NEW YORK (TheStreet) -- Amazon, (AMZN) told media outlets Friday that it has no plans to offer an ad-supported, on-demand entertainment service in the coming months, contrary to a Thursday Wall Street Journal report. It does, however, intend to unveil details of its streaming video business on Wednesday.
The denial was reported by Variety. An email to Amazon's press office was not immediately returned.
The conflicting articles forced Netflix (NFLX) investors to quickly switch positions. Some cashtaggers on StockTwits.com said they had established short positions or taken protection on longs after the Journal report. They spent the morning reversing those actions after Amazon reportedly said that, though it is always experimenting, it does not plan to offer a free, streaming service.
$NFLX covering majority of my short calls and puts this morning on the open. looking for reversal bounce. long common at this levelStarFireInvestments (@StarFireInvestments) Mar. 28 at 09:23 AM
Netflix fell 2% from yesterday's close, but recouped those losses after Amazon refuted the story. Netflix had a near 1% gain by 11 a.m. Amazon's stock rose more than 2% Friday morning.
The fear for Netflix investors is that a free on demand, streaming television service will steal much of the company's $95.88-a-year subscription business. A competing subscription service, like the free video streaming Amazon currently offers its "tens of millions" of Prime members, is also a threat to Netflix's business but a much less frightening one. Amazon has offered its more robust video streaming service since Feb. 22, 2011. Over that period, Netflix shares have risen nearly 71%.

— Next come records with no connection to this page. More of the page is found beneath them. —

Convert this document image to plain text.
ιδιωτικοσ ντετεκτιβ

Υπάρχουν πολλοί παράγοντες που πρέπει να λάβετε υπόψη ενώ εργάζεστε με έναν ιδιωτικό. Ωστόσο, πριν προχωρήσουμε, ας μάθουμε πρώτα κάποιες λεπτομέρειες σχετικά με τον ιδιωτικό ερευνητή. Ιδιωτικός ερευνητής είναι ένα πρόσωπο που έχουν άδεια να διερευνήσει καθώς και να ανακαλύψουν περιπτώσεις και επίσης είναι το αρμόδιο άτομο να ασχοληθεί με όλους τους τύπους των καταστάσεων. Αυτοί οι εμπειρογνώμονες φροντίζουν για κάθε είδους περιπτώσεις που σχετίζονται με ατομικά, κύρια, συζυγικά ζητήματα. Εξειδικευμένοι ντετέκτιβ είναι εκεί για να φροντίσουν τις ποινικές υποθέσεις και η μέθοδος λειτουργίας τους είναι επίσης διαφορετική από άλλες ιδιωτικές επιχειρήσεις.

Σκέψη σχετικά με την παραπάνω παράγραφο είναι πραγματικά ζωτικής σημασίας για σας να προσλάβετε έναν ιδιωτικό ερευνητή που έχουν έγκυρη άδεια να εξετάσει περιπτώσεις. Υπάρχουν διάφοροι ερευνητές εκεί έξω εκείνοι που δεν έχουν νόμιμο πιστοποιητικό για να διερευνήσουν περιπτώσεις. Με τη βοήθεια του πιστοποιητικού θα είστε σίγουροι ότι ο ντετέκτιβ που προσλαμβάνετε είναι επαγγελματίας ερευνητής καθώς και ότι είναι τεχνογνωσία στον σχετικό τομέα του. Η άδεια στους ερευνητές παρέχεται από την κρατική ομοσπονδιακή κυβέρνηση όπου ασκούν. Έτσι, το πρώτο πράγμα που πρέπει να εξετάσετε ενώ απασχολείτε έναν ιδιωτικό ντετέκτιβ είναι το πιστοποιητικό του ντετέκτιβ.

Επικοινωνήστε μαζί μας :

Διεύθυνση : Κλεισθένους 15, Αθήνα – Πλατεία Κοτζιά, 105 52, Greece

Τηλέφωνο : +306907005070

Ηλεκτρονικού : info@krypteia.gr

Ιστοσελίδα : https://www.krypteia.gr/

Investors say Amazon can't destroy Netflix because content is costly. Investors have blamed Amazon's Prime price hike, from $79 to $99, on the capital needed to create and acquire content. Amazon has denied this, saying on its last earnings call that the primary reason for the Prime increase is shipping costs. However, the company did launch four all-new original programs for its Prime Instant Video service shortly after the price hike.
Netflix has many of its content agreements in place. And while more video services demanding content could drive costs up, Amazon is not likely to be in a position to undercut Netflix's subscription prices, say some StockTwits investors. After all, Amazon's current Prime service is more expensive than Netflix-though it comes with free two-day shipping, which is arguably its primary draw.
At the time of publication the author held no positions in any of the stocks mentioned.
This article represents the opinion of a contributor and not necessarily that of TheStreet or its editorial staff.